Sujet : Re: Hypothetical possibilities --- Correct emulation has been proven for three years
De : F.Zwarts (at) *nospam* HetNet.nl (Fred. Zwarts)
Groupes : comp.theoryDate : 01. Aug 2024, 12:46:19
Autres entêtes
Organisation : A noiseless patient Spider
Message-ID : <v8fsic$24u76$2@dont-email.me>
References : 1 2 3 4 5 6 7 8 9 10 11 12 13 14 15 16 17 18 19 20 21 22 23 24 25
User-Agent : Mozilla Thunderbird
Op 01.aug.2024 om 13:28 schreef olcott:
On 8/1/2024 2:20 AM, joes wrote:
Am Wed, 31 Jul 2024 16:23:09 -0500 schrieb olcott:
On 7/31/2024 3:01 PM, Fred. Zwarts wrote:
Op 31.jul.2024 om 17:14 schreef olcott:
On 7/31/2024 3:44 AM, Fred.
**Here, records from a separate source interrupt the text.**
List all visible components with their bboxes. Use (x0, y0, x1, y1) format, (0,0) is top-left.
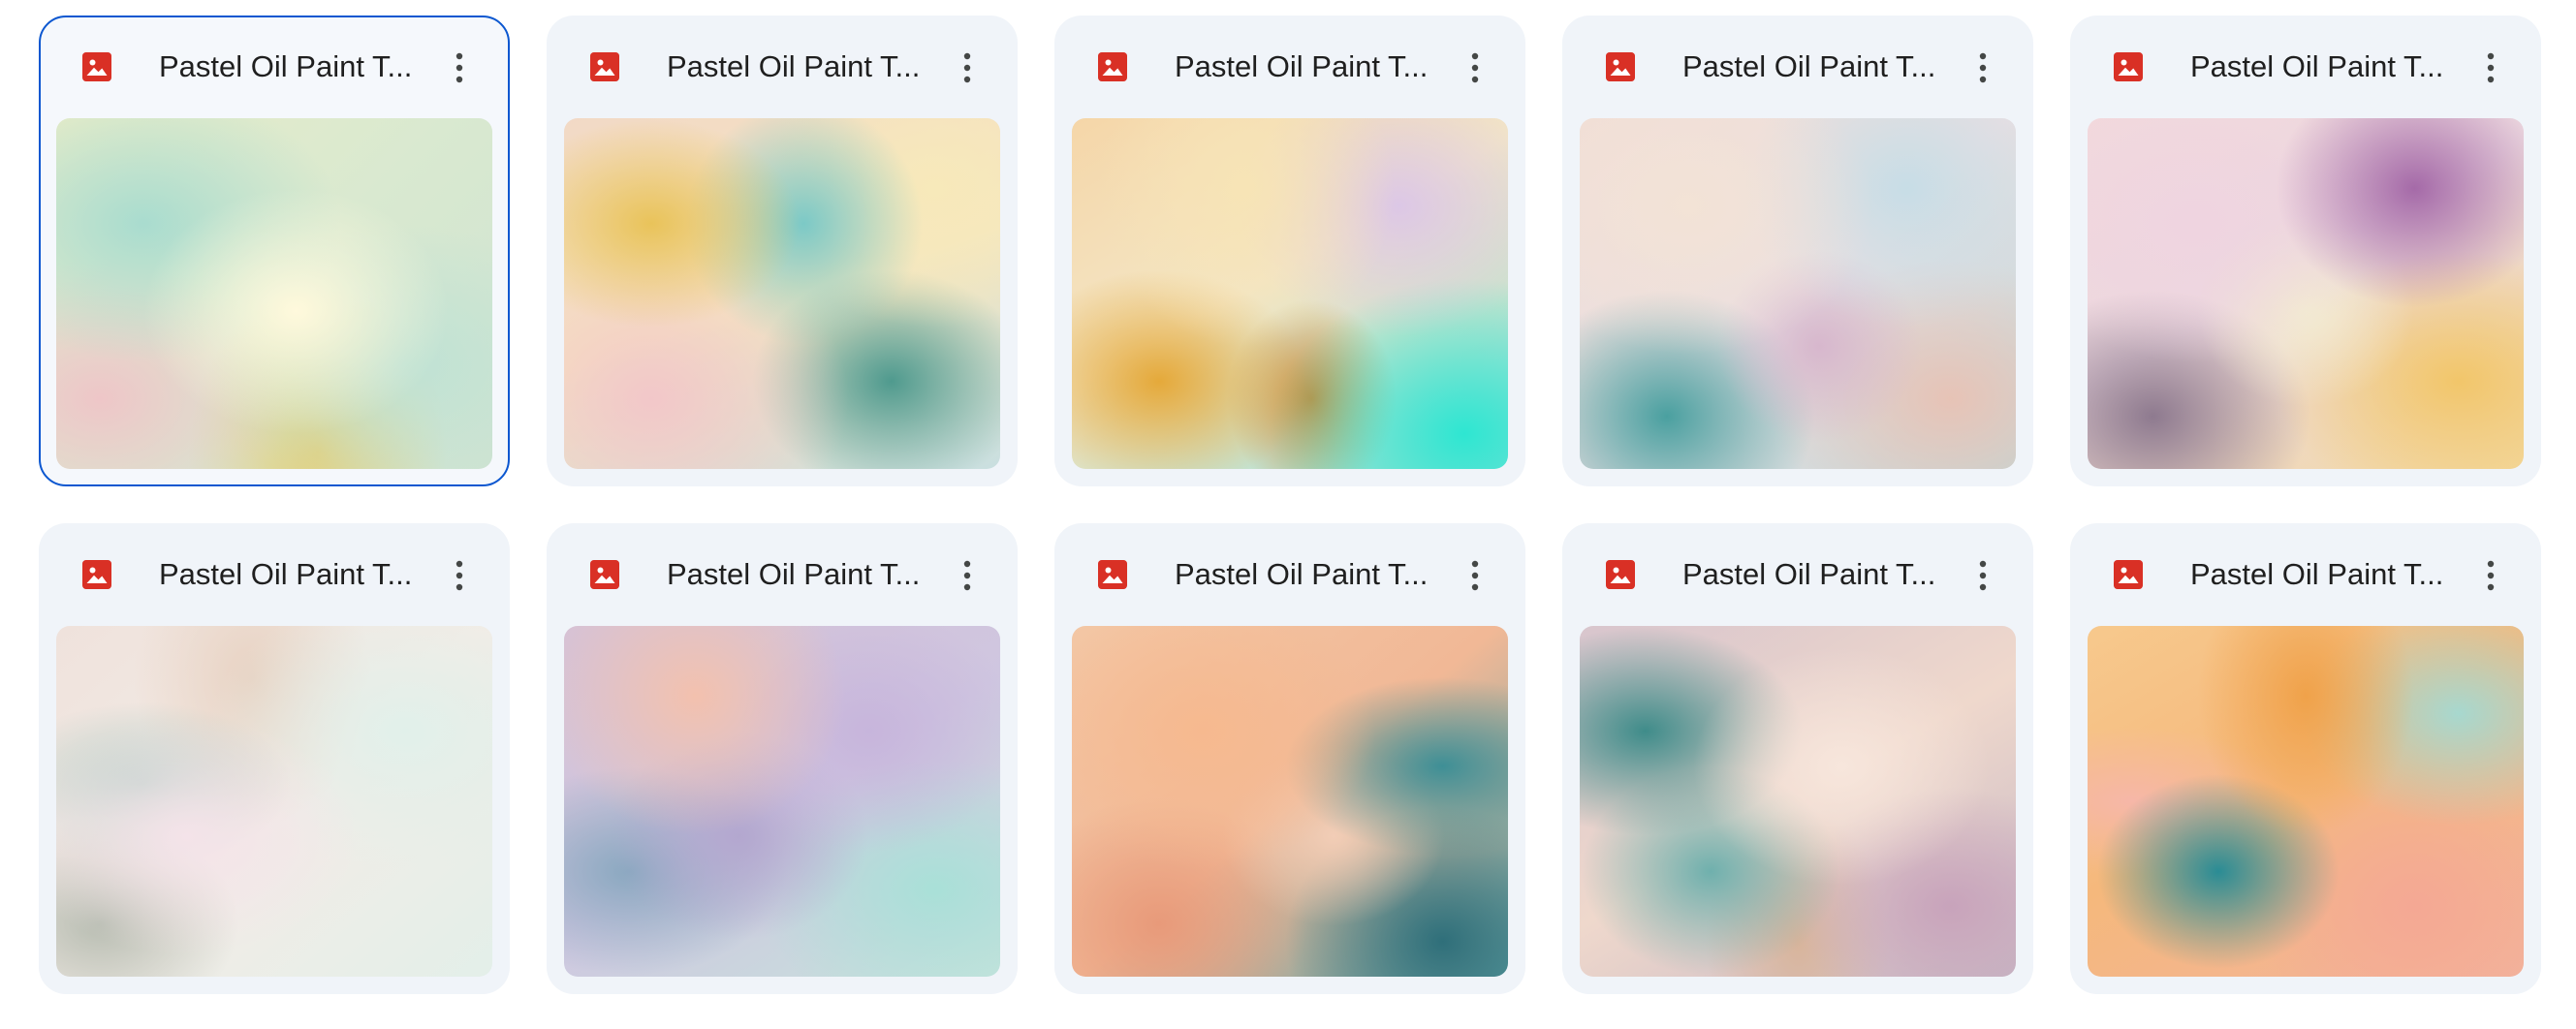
file-thumbnail[interactable] (1072, 118, 1508, 469)
file-card-header: Pastel Oil Paint T... (41, 17, 508, 120)
file-card[interactable]: Pastel Oil Paint T... (2070, 523, 2541, 994)
more-actions-button[interactable] (2464, 548, 2518, 603)
more-actions-button[interactable] (432, 548, 487, 603)
more-vert-icon (456, 52, 463, 83)
file-card[interactable]: Pastel Oil Paint T... (547, 523, 1018, 994)
more-actions-button[interactable] (1448, 41, 1502, 95)
file-card[interactable]: Pastel Oil Paint T... (1054, 16, 1525, 486)
more-actions-button[interactable] (940, 548, 994, 603)
file-card[interactable]: Pastel Oil Paint T... (547, 16, 1018, 486)
file-card-header: Pastel Oil Paint T... (1562, 16, 2033, 118)
file-card[interactable]: Pastel Oil Paint T... (1562, 523, 2033, 994)
more-actions-button[interactable] (1956, 548, 2010, 603)
file-thumbnail[interactable] (2088, 626, 2524, 977)
more-vert-icon (963, 560, 971, 591)
more-vert-icon (2487, 560, 2495, 591)
file-card[interactable]: Pastel Oil Paint T... (2070, 16, 2541, 486)
file-card-header: Pastel Oil Paint T... (1054, 523, 1525, 626)
image-file-icon (2114, 52, 2143, 81)
more-actions-button[interactable] (432, 41, 487, 95)
image-file-icon (590, 52, 619, 81)
file-title: Pastel Oil Paint T... (1682, 49, 1936, 83)
file-thumbnail[interactable] (56, 118, 492, 469)
file-title: Pastel Oil Paint T... (2190, 557, 2444, 591)
more-vert-icon (2487, 52, 2495, 83)
more-vert-icon (1471, 52, 1479, 83)
file-card[interactable]: Pastel Oil Paint T... (39, 523, 510, 994)
file-card-header: Pastel Oil Paint T... (547, 16, 1018, 118)
more-actions-button[interactable] (1956, 41, 2010, 95)
file-card-header: Pastel Oil Paint T... (2070, 16, 2541, 118)
file-title: Pastel Oil Paint T... (159, 49, 413, 83)
file-card[interactable]: Pastel Oil Paint T... (39, 16, 510, 486)
file-thumbnail[interactable] (2088, 118, 2524, 469)
more-actions-button[interactable] (2464, 41, 2518, 95)
image-file-icon (1098, 560, 1127, 589)
file-grid: Pastel Oil Paint T... Pastel Oil Paint T… (39, 16, 2541, 994)
more-vert-icon (1979, 560, 1987, 591)
file-card-header: Pastel Oil Paint T... (1054, 16, 1525, 118)
file-title: Pastel Oil Paint T... (1175, 49, 1429, 83)
file-title: Pastel Oil Paint T... (1175, 557, 1429, 591)
image-file-icon (82, 560, 111, 589)
more-actions-button[interactable] (1448, 548, 1502, 603)
file-card-header: Pastel Oil Paint T... (2070, 523, 2541, 626)
more-vert-icon (1979, 52, 1987, 83)
more-vert-icon (963, 52, 971, 83)
more-vert-icon (1471, 560, 1479, 591)
file-title: Pastel Oil Paint T... (667, 49, 921, 83)
file-card-header: Pastel Oil Paint T... (547, 523, 1018, 626)
file-thumbnail[interactable] (1580, 118, 2016, 469)
image-file-icon (1606, 560, 1635, 589)
file-thumbnail[interactable] (564, 118, 1000, 469)
more-actions-button[interactable] (940, 41, 994, 95)
image-file-icon (82, 52, 111, 81)
file-thumbnail[interactable] (564, 626, 1000, 977)
image-file-icon (1606, 52, 1635, 81)
file-card[interactable]: Pastel Oil Paint T... (1562, 16, 2033, 486)
image-file-icon (1098, 52, 1127, 81)
file-card[interactable]: Pastel Oil Paint T... (1054, 523, 1525, 994)
file-title: Pastel Oil Paint T... (2190, 49, 2444, 83)
image-file-icon (590, 560, 619, 589)
file-thumbnail[interactable] (1580, 626, 2016, 977)
file-thumbnail[interactable] (56, 626, 492, 977)
image-file-icon (2114, 560, 2143, 589)
file-title: Pastel Oil Paint T... (159, 557, 413, 591)
file-card-header: Pastel Oil Paint T... (39, 523, 510, 626)
file-title: Pastel Oil Paint T... (667, 557, 921, 591)
file-thumbnail[interactable] (1072, 626, 1508, 977)
file-title: Pastel Oil Paint T... (1682, 557, 1936, 591)
more-vert-icon (456, 560, 463, 591)
file-card-header: Pastel Oil Paint T... (1562, 523, 2033, 626)
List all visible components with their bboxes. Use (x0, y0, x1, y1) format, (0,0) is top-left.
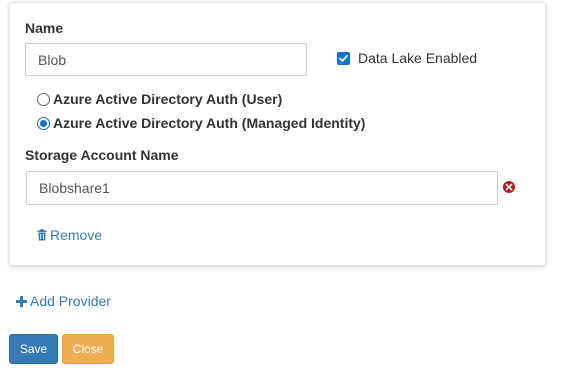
add-provider-label: Add Provider (30, 293, 111, 309)
times-circle-icon[interactable] (503, 181, 515, 193)
name-input[interactable] (25, 43, 307, 76)
plus-icon (16, 295, 27, 307)
name-label: Name (25, 20, 64, 36)
data-lake-checkbox[interactable] (337, 51, 350, 65)
auth-user-label: Azure Active Directory Auth (User) (53, 91, 283, 107)
data-lake-label: Data Lake Enabled (358, 50, 478, 66)
trash-icon (37, 229, 47, 241)
remove-label: Remove (50, 227, 103, 243)
add-provider-link[interactable]: Add Provider (16, 293, 111, 309)
auth-managed-identity-label: Azure Active Directory Auth (Managed Ide… (53, 115, 366, 131)
auth-option-user[interactable]: Azure Active Directory Auth (User) (37, 91, 282, 107)
storage-account-label: Storage Account Name (25, 147, 179, 163)
auth-option-managed-identity[interactable]: Azure Active Directory Auth (Managed Ide… (37, 115, 365, 131)
auth-user-radio[interactable] (37, 92, 50, 106)
close-button[interactable]: Close (62, 334, 114, 364)
storage-account-input[interactable] (26, 171, 498, 205)
auth-managed-identity-radio[interactable] (37, 116, 50, 130)
save-button[interactable]: Save (9, 334, 58, 364)
remove-provider-link[interactable]: Remove (37, 227, 102, 243)
check-icon (339, 54, 348, 62)
data-lake-checkbox-row[interactable]: Data Lake Enabled (337, 50, 477, 66)
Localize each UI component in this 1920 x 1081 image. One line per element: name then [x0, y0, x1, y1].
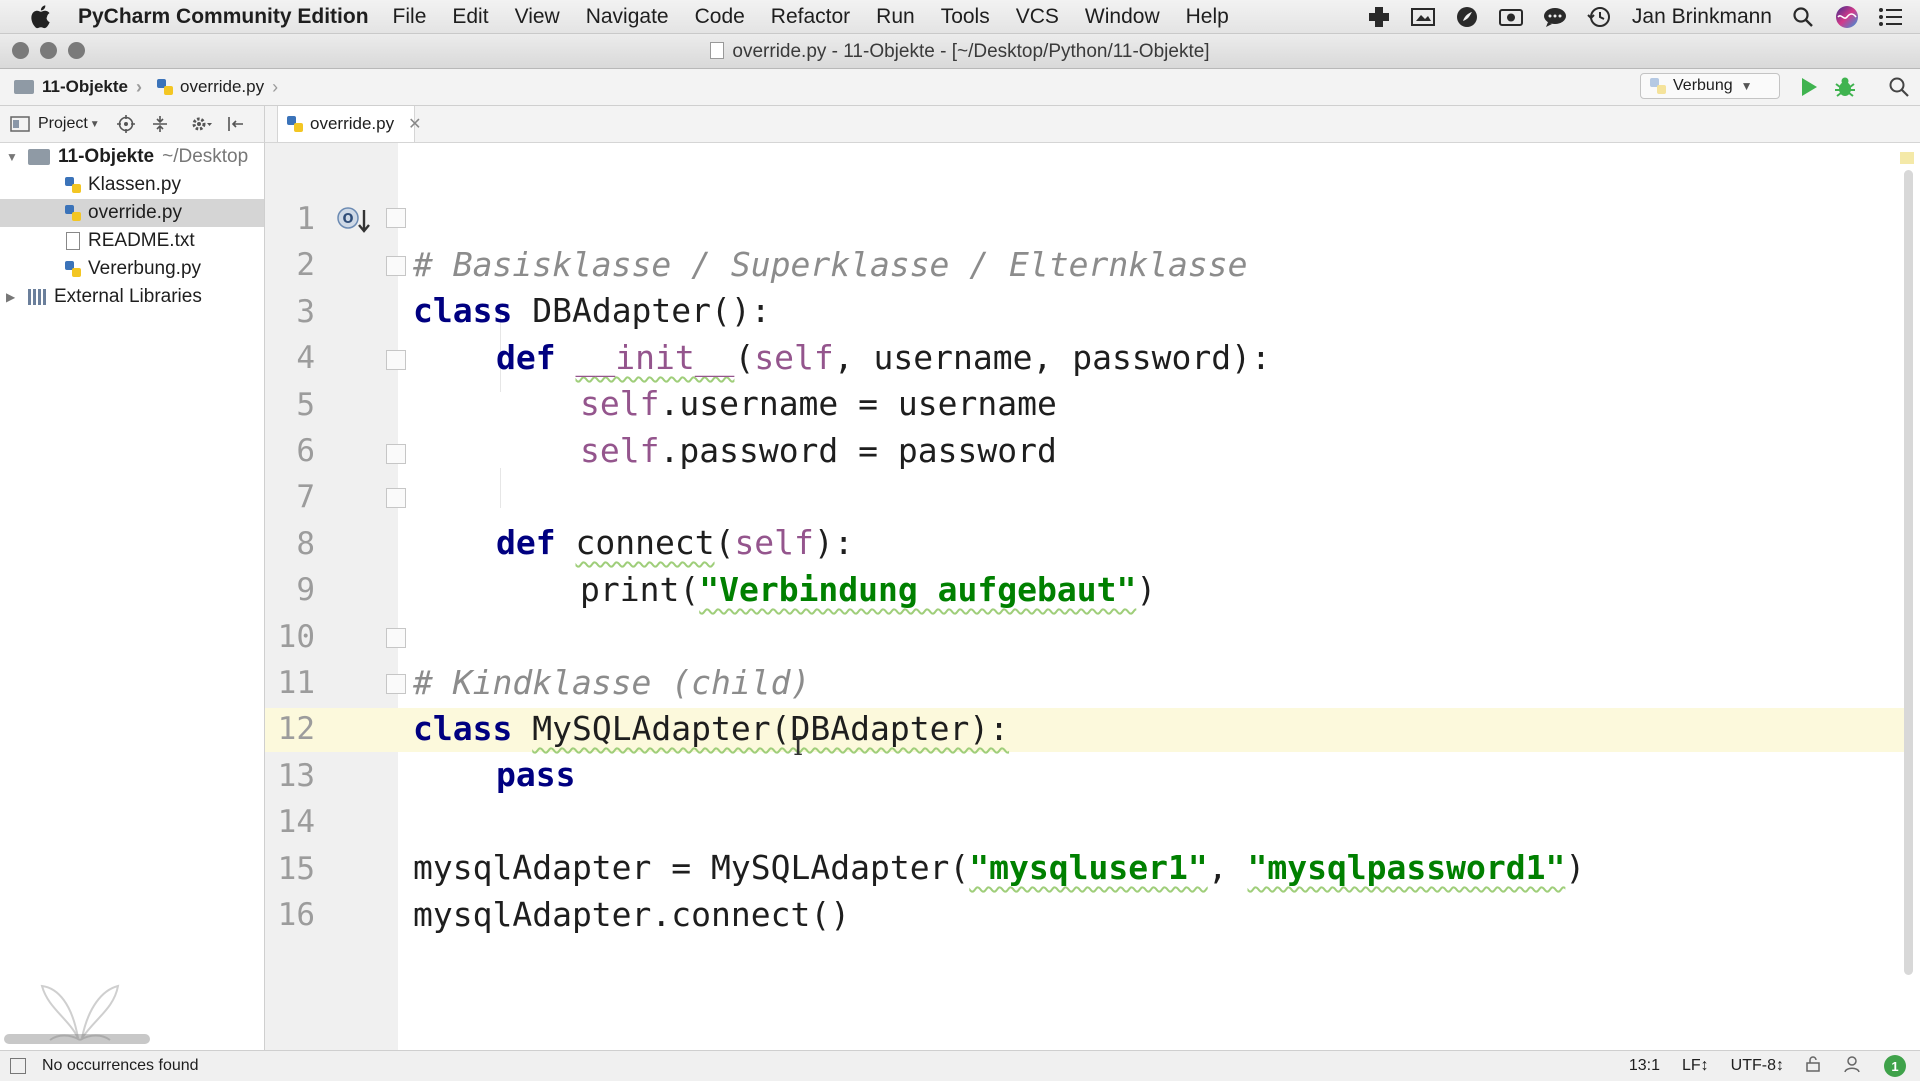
chevron-down-icon: ▼: [1740, 79, 1753, 93]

Zwarts wrote:
Op 31.jul.2024 om 06:09 schreef olcott:
>
We don't show any of HHH and show the execution trace of of just DDD
assuming that HHH is an x86 emulator.
This assumption is incorrect if it means that HHH is an unconditional
simulator that does not abort.
This algorithm is used by all the simulating termination analyzers:
>
So, Sipser only agreed to a correct simulation, not with an incorrect
simulation that violates the semantics of the x86 language by skipping
the last few instructions of a halting program.
>
int DD()
{
int Halt_Status = HHH(DD);
if (Halt_Status)
HERE: goto HERE;
return Halt_Status;
}
int main()
{
HHH(DD);
}
DD correctly emulated by HHH cannot possibly reach its own second line.
If HHH can't simulate itself, it is not a decider.
>
So we are back to your lack of software engineering skill.
Don't talk about software skill, when you do not even understand the software written by yourself.
You cannot see that the second instruction of DD correctly*
emulated by HHH cannot possibly be reached by DD. This
remains true no matter how many levels that HHH emulates
itself emulating DD.
Which only shows that the simulation of HHH by itself is incorrect.
Other simulators (such as HHH1) have problem to do it, proving that the problem is in HHH.
*According to the x86 semantics of DD and HHH
You are running in circles of not understanding the semantics of x86.
HHH simulates only the first few instructions and then skips the last few instructions of HHH. Skipping instructions of a halting program (HHH) violates the semantics of x86. Even when the first few instructions are simulated correctly.
The problem is that HHH cannot possibly simulate itself correctly.
Therefore, it cannot reach the return of the simulated HHH.
A correct simulation of HHH (e.g. by HHH1) shows that the simulation of HHH can reach its end and then return to DD.
It is incorrect to blame DD for it, because the same problem is also present in
int main() {
return HHH(main);
}
This has been told to you many times, but it seems that you are unable to learn.